There is no long-term commitment required. Send us a project, we turn it around, and you decide from there. Upload drawings at almestimating.com or call +1 (917) 718-0084 for a free quote.

Frequently Asked Questions
Q1. How much does outsourced estimating typically cost per project?
A. Fees vary by project size, trade count, and document completeness. For a single-trade commercial estimate, electrical or mechanical, expect $300 to $800. Full MEP across all three trades for a mid-size commercial project typically runs $800 to $2,000. Large or complex projects are priced individually. These fees are a fraction of the cost of producing the estimate in-house when you factor in estimator time and software.

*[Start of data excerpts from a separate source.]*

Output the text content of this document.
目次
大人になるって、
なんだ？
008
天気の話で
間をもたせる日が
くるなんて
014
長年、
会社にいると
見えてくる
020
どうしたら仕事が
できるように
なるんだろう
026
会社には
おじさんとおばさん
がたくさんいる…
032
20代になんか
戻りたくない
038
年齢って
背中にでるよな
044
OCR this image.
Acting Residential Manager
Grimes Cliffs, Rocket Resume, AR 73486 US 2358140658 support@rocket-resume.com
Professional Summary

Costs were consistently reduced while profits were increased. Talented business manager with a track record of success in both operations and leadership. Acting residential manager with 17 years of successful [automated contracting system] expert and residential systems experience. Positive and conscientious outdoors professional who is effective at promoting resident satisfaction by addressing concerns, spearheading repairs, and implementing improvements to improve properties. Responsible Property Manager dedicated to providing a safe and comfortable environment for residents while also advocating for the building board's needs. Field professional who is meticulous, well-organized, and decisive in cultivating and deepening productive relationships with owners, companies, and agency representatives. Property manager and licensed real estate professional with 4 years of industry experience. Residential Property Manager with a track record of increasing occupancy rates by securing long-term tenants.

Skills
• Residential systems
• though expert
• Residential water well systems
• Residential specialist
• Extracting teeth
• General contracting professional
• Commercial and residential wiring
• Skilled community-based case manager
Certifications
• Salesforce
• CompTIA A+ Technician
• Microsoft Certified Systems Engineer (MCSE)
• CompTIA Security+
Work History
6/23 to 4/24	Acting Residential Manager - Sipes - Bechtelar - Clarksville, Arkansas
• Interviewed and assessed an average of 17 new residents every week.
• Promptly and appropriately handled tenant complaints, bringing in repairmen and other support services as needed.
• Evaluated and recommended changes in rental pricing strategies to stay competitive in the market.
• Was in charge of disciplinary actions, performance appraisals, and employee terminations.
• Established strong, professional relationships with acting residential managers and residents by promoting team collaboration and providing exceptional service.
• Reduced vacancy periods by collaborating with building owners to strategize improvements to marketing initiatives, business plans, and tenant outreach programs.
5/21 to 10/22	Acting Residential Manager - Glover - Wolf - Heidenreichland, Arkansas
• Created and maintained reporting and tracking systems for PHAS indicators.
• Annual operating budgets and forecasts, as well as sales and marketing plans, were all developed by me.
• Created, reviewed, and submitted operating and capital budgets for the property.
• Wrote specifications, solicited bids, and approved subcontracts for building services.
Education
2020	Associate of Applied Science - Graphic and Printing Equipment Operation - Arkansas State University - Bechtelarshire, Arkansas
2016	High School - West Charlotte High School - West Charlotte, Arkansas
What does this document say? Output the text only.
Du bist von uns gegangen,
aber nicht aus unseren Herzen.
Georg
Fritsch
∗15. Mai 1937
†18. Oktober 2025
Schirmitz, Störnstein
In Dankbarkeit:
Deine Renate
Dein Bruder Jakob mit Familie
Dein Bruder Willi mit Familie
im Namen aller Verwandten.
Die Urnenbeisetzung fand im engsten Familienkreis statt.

Q2. Will the estimate be accurate enough to use for bidding?
A. A professional estimating firm produces numbers based on actual quantity takeoffs and current regional cost data, the same inputs a qualified in-house estimator uses. Accuracy depends on drawing completeness. A 100 percent construction document set produces a tighter estimate than a schematic design set. The firm should document every assumption so you know exactly what the number is based on.
Q3. What if I need a revision after the estimate is delivered?
A. Most firms include one revision round in the base fee, covering addenda from the design team or changes to scope based on your review. Changes that represent new scope, a different system type, a significantly expanded floor area are typically billed additionally. Confirm the revision policy before engaging.
Q4. How do I know the firm understands my trade?
A. Ask specifically. Request an example deliverable from a project in your trade and at your typical project size. Ask which software they use for takeoff. Ask whether their estimators have trade background or are generalists. A firm that cannot answer these questions with specifics should not get your drawings.
Q5. What do I need to send to get an estimate started?
A. At minimum: a drawing set (PDF is fine), the project address, and your bid deadline. The more information you provide, specification sections, equipment schedules, an RFI log if one exists, the tighter the estimate. Most professional firms will review your drawings and confirm scope, turnaround, and fee before you commit.